Jeff Wheeler is probably my best Top 100 find. When I first found him he was a self-published author of fantasy and nerdy science fiction; writing at night while doing something tech-y with computers at Intel during the day. His books had more typos than reviews. But then he found a publisher, his novels got a little spit and polish, and now many of his books have thousands of positive ratings on Amazon and Goodreads. They’re not flashy thrill rides, or particularly diverse. They can also be slow at times, but his stories are interesting, his world building and magic systems are well developed, and his main characters are uplifting moral bastions in a time when lying sleazeballs always seem to get ahead. He has four or five different series, but here are a few of my favorites.
The Legend of Muirwood
This was my initial exposure to Wheeler back in 2012. I got the first book The Wretched of Muirwood off the free list and put my life entirely on hold (sorry, honey) for the next 36 hours until I finished all three books. I inhaled them. I loved them so much, I posted about it on Facebook.
The wretched (an abandoned child/orphan) in question is Lia, a young teenage girl who works in the kitchens of a serene and remote abbey. She possesses secret magical abilities that no wretched should have, and when she is forced to hide an injured soldier she is caught up in a struggle between a corrupt king and the rebels trying to restore goodness and honor to the kingdom. Wanting desperately to keep her beloved abbey safe from the ravages of war, she will have to explore the depths of her magic and go on a journey to discover the shocking secrets of her origins. Lia is a courageous, capable, and humble heroine who is easy to like and root for. There’s a second Muirwood trilogy I can also recommend called The Covenant of Muirwood, which takes place a few hundred years after the setting of this series.

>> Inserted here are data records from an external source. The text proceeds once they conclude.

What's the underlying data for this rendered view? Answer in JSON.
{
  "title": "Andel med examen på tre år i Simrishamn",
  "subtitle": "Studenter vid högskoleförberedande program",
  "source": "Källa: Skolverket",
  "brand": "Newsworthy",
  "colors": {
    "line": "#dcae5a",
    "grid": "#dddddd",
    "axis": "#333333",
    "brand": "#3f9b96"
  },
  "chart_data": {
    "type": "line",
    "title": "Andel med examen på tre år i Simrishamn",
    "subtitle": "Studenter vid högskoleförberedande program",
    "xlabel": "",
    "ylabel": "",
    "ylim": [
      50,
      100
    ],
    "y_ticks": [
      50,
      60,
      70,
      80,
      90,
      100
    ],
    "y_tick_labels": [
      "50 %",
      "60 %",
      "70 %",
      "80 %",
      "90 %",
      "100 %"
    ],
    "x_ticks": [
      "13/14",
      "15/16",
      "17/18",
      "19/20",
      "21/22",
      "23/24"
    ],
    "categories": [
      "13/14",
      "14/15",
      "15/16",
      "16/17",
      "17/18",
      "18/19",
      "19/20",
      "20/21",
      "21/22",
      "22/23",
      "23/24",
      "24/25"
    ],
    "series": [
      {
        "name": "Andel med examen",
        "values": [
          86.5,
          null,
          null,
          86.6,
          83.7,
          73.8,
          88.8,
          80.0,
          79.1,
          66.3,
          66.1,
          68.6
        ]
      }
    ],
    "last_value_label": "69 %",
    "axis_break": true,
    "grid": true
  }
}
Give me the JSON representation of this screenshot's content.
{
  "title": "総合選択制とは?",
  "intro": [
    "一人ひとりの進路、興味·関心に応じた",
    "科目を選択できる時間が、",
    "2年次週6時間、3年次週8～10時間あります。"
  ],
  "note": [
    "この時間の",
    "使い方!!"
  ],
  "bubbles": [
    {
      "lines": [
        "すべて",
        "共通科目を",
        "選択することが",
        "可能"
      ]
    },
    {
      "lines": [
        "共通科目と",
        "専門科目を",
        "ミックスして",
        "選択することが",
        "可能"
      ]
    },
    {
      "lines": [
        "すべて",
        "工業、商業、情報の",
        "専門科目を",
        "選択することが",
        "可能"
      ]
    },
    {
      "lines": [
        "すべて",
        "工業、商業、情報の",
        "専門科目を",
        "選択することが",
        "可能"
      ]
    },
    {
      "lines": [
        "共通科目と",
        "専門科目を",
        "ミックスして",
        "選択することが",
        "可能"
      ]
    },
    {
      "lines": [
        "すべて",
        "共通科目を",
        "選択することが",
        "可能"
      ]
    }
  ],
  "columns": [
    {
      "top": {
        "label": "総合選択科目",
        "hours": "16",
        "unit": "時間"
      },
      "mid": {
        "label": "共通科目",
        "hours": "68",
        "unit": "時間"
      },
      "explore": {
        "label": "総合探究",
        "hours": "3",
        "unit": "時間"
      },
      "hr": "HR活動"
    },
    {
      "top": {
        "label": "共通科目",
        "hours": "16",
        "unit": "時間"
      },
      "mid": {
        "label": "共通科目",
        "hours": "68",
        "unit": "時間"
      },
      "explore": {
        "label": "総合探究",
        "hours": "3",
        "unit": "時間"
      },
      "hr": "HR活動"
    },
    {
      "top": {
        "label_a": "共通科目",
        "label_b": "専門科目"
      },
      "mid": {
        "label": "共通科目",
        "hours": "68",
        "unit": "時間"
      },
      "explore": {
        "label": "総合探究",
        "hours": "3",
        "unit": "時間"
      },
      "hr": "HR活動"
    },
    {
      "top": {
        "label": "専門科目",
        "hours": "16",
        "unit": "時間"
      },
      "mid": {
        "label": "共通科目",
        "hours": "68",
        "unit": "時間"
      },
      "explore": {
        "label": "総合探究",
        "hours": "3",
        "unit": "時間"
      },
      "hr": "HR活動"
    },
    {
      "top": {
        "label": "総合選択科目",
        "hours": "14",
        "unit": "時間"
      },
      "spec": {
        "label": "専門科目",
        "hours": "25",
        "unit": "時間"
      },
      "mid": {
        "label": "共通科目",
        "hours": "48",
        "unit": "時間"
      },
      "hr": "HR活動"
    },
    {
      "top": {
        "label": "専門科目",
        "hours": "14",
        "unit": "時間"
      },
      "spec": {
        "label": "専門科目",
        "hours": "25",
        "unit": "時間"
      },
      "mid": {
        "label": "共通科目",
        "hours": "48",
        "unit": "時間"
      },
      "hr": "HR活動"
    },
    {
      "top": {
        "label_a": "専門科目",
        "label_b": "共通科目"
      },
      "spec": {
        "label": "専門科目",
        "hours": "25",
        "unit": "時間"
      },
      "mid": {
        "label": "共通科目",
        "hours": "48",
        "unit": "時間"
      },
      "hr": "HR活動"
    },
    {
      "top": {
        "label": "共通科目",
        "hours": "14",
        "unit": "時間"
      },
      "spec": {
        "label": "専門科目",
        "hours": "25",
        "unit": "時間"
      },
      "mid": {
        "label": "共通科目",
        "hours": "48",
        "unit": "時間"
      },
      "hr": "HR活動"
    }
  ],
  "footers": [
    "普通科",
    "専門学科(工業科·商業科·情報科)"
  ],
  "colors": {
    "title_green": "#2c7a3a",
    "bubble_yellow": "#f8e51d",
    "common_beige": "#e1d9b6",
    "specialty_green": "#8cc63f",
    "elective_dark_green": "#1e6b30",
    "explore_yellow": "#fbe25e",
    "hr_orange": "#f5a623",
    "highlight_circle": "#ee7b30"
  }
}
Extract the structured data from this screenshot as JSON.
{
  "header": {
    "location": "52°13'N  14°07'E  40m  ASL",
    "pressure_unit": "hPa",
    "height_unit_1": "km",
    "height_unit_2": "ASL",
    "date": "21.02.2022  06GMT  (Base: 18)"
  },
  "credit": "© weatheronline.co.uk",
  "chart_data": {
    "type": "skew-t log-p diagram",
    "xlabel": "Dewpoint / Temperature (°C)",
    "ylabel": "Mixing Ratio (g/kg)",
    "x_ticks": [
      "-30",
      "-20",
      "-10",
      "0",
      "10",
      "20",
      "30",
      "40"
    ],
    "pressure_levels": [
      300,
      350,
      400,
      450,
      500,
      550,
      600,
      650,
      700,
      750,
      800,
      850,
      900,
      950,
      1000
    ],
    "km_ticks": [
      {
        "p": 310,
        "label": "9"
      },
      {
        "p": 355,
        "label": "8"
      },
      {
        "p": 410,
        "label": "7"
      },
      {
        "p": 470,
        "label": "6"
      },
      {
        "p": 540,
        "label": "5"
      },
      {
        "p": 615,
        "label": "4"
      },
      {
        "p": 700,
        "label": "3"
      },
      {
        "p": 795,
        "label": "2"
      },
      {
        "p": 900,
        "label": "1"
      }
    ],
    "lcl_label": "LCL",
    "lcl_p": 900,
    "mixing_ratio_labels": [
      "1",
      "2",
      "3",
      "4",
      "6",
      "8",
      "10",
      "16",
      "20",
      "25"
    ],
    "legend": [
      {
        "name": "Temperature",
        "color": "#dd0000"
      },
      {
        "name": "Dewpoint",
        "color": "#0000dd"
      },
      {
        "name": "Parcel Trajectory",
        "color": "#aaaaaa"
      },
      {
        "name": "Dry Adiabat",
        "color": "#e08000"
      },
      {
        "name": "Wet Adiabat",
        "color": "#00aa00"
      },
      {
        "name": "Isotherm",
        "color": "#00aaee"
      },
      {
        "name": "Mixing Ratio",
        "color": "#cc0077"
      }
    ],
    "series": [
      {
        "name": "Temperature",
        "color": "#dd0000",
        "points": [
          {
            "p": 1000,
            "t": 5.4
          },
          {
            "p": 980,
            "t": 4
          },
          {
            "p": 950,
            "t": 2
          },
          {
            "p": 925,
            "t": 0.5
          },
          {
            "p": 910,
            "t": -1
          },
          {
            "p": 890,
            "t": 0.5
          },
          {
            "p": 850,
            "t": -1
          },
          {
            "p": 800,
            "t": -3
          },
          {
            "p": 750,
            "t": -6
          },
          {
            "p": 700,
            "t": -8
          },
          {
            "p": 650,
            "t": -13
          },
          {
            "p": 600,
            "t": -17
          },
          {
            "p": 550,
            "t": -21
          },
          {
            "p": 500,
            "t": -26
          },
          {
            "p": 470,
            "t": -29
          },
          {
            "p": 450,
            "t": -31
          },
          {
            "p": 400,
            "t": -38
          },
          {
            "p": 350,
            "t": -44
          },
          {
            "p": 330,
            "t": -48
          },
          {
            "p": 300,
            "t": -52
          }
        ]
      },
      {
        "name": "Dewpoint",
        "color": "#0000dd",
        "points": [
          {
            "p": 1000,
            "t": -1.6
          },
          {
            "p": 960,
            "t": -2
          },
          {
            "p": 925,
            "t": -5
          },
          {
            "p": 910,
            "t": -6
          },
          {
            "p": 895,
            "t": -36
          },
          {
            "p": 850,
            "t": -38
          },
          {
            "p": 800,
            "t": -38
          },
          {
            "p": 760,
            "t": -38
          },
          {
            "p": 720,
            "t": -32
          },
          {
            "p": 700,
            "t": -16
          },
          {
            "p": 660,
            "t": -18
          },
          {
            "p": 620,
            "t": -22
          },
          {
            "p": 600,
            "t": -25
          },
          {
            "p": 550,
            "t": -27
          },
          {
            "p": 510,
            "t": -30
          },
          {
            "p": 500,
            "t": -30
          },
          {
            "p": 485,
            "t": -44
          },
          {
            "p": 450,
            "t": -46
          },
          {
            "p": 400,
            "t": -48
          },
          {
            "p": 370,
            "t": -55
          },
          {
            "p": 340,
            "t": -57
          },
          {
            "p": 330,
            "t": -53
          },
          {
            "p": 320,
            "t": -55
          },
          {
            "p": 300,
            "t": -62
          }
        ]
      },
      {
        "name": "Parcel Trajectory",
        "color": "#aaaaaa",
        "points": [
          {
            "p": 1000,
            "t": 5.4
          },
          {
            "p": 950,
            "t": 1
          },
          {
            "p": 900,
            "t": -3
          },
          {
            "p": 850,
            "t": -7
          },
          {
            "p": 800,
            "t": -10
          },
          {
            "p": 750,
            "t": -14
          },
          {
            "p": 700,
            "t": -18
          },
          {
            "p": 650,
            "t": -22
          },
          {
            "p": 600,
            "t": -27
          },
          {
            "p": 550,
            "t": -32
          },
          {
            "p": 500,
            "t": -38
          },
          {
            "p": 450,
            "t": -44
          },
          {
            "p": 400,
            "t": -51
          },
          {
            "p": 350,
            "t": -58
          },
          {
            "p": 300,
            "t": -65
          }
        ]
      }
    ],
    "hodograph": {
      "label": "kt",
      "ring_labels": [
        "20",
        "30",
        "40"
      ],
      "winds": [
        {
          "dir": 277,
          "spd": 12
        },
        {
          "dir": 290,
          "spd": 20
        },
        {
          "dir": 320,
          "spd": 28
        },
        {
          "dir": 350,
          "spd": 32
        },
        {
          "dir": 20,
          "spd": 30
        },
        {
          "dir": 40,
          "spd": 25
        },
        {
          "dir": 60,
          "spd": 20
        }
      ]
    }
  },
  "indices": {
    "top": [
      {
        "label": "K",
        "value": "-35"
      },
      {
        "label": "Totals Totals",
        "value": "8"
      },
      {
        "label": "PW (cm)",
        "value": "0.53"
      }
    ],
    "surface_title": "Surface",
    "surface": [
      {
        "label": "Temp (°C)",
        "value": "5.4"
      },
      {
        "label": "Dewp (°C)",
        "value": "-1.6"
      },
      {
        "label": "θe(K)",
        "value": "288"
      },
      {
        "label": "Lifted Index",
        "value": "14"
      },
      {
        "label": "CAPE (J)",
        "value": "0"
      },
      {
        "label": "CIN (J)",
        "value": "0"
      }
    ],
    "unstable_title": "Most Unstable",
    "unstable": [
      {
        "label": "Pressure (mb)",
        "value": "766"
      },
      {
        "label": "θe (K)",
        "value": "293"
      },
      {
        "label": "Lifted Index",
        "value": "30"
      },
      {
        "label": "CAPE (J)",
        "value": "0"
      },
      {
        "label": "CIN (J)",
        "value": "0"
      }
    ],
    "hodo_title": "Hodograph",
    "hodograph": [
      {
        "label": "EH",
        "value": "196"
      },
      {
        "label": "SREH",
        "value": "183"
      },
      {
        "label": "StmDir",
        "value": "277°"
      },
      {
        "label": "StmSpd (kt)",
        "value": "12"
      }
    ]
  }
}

This is a 6-part series, but the first three could be a standalone trilogy. The first book is written from the perspective of 8 year old Owen, growing up as a political hostage to a ruthless and paranoid king. He ages into adulthood, and the books follow his rise from scared child to an impressive strategist and lord of the realm. Owen faces difficult decisions as he grows closer to an increasingly desperate and cruel king, and his loyalty to the crown is tested as he is asked to sacrifice the things he holds most dear. The last three books (with the final installment coming out this November) follow the lives of the next generation in Kingsfountain and incorporates elements from the Arthurian legends. The series has battles, politics, magic and wizards, spies and poisoners. And an enchanted, prophetic chess set. So, there’s that.
Some things to know
- Wheeler draws heavily from history. Many of his characters are based on real historical people from English medieval history, such as Richard III, Catherine of Aragon, and her daughter Mary Tudor. He also draws heavily from different world religions and philosophers. If you’re really familiar with world religions and religious texts you might be able to spot what he borrowed and from where, but I found that most of the time it blended nicely and it wasn’t super distracting.
- His books are squeaky, blindingly clean. If smutty or bodice-ripping NA fantasy novels (I’m looking at you, Sarah J Maas) aren’t your cup of tea, then these novels are for you. There’s a romance aspect, with angst and all the feels of young love, but there’s no hot desire pooling in the heroine’s core. Absolutely zero evidence of the hero’s arousal pressed against her stomach. No nipples peak. No pants bulge. No one has a shattering orgasm, let alone a second, even more shattering orgasm. It’s sweet and puritan and you could happily put it in the hands of a 10 year old. That said, it’s also really well written, and if smutty fantasy novels ARE your cup of tea, I think you’ll still find that there’s enough there to keep you interested. Not hot and bothered…but interested.